Keen travellers from both sides of the Causeway may have to wait a little longer for the multibillion-dollar high-speed rail link between Kuala Lumpur and Singapore as the project could be up and running some two years later than its original 2020 target.
According to sources, 2022 may now be a more realistic deadline for the completion of the mammoth project estimated to cost nearly RM40 billion (S$14.9 billion) as there are many “big moving parts” that have yet to be ironed out, rendering the 2020 deadline a tad too ambitious.
This (the delay) is not necessarily a bad thing. It’s a huge project. More time is needed to sort some aspects out so that it can take off smoothly
The high-speed rail project was first mooted in 2013 at a retreat in Singapore by the leaders from both countries – Singapore Prime Minister Lee Hsien Loong and his Malaysian counterpart Najib Razak. Last year, when asked if there was a need to push back the 2020 target, Mr Najib had replied that it was too early to do so as “it (the project) was designed to be ambitious to begin with”.
Mr Lee is set to host Mr Najib at the next Leaders’ Retreat here on May 5, where many expect more details to be forthcoming on the mega project aimed at improving connectivity between both countries, and meeting the growing demand for an alternative mode of transport given the traffic congestion on the Causeway.

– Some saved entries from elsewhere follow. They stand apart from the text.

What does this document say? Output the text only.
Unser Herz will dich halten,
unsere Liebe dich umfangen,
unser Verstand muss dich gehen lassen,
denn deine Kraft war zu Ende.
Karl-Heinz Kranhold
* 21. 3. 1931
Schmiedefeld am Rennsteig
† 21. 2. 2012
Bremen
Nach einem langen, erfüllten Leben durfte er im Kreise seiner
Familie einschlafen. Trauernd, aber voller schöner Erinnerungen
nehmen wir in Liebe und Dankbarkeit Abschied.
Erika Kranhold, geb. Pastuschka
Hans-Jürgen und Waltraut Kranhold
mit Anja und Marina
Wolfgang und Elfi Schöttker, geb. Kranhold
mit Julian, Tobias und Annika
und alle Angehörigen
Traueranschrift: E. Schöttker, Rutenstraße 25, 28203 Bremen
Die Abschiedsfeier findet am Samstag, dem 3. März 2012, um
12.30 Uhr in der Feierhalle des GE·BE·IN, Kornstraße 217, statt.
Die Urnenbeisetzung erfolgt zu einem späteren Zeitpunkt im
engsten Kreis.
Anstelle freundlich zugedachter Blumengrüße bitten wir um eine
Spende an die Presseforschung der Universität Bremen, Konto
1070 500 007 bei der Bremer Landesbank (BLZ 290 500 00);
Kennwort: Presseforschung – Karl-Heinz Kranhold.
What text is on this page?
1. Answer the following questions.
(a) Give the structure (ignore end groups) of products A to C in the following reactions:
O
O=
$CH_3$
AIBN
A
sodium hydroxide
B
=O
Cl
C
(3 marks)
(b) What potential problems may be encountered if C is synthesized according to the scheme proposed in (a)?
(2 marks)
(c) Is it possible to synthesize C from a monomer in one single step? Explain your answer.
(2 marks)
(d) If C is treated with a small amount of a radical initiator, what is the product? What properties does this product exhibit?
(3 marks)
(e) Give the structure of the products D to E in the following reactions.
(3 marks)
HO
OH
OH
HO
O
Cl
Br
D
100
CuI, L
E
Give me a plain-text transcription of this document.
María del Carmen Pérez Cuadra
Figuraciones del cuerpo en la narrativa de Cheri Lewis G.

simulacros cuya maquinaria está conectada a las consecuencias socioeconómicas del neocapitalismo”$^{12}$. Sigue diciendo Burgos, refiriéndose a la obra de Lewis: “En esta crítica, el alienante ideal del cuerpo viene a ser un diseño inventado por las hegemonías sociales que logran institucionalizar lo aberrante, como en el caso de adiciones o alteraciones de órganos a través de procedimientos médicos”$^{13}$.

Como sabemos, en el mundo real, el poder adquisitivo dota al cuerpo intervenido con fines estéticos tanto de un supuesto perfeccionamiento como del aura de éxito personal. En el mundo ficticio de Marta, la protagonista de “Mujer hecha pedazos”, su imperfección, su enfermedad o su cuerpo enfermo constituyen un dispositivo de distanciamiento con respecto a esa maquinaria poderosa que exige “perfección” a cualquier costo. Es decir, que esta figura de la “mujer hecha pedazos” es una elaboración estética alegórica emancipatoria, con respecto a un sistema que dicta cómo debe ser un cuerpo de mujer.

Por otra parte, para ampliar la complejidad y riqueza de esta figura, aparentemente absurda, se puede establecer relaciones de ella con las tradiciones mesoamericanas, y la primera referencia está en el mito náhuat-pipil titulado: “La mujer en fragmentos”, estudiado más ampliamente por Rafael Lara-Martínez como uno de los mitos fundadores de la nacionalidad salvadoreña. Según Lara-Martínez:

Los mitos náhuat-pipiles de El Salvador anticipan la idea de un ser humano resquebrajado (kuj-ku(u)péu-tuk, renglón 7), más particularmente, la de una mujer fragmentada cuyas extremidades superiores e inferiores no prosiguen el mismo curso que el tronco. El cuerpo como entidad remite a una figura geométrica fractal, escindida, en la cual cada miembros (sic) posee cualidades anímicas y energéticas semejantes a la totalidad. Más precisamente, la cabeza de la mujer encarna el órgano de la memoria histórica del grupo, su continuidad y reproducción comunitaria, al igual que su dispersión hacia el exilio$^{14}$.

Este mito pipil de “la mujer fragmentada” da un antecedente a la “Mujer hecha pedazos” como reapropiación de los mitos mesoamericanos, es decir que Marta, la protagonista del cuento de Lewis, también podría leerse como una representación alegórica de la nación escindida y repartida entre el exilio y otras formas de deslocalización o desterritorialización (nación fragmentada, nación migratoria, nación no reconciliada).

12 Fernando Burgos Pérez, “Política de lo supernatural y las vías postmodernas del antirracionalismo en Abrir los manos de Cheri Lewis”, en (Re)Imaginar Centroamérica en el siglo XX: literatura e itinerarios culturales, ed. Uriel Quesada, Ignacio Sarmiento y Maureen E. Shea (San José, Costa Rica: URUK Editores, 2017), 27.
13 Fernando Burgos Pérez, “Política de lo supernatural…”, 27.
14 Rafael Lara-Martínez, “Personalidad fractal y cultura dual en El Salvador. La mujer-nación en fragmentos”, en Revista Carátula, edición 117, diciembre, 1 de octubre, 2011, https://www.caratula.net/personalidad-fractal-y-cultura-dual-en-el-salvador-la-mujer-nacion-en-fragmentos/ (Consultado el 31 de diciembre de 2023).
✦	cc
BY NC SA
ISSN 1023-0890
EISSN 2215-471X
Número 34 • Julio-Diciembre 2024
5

Despite signs that the high-level project may be somewhat delayed – it was earlier reported that construction could start in the third quarter of this year but now, sources say it may happen only closer to year-end or even in early 2016 – some crucial elements appear to be taking shape.
For one thing, just over a week ago the Malaysian Cabinet approved the high-speed rail project and the establishment of MyHSR Corp Sdn Bhd, a unit under the Ministry of Finance (MOF) tasked with undertaking the project.
It was reported by the Malaysian press that the MOF will invest in 10 million shares of MyHSR for RM1 per share as an “initial investment”.
Last week, Mohd Nur Kamal, chief executive of Malaysia’s Land Public Transport Commission, told Malaysia’s The Star daily that the project could see Malaysia forking out more in terms of cost than Singapore as a bigger portion of the 340km rail link spans the Malaysian side.
He said the mobile infrastructure cost – such as rolling stock and system works – to be borne by Malaysia and Singapore would be determined based on the geographical span of the rail link.
Mr Nur Kamal said that the overall plan was still being finalised and that details of the bilateral agreement between Malaysia and Singapore on the project – these include design, financing, governance, operations, security and immigration issues – are expected to be finalised by the third quarter, an important milestone to kickstart the project.
This giant rail project, touted as one of South-east Asia’s largest infrastructure projects, has already drawn great interest from construction and infrastructure stalwarts with firms from China and Japan pulling out all the stops for a big slice of the action.
In March, Japanese Prime Minister Shinzo Abe led high-level talks with Malaysia to convey Japan’s interest to partake in the proposed project. Working in Japan’s favour are its reputation and track record as a pioneer in high-speed rail technology.
Its Shinkansen bullet train network, the world’s first system of bullet trains developed in the 1950s and 1960s, has commendable safety and reliability records. Just this week, it scored big at a test run of its “maglev” (short for magnetic and levitation) train when the state-of-the-art train seized the world speed record clocking in 603kmh.
China, which boasts of having the world’s largest high-speed rail network, is also widely known to be feverishly lobbying to participate in the project.
“China is throwing in everything to land the project. It’s going to be a tough match,” said the source.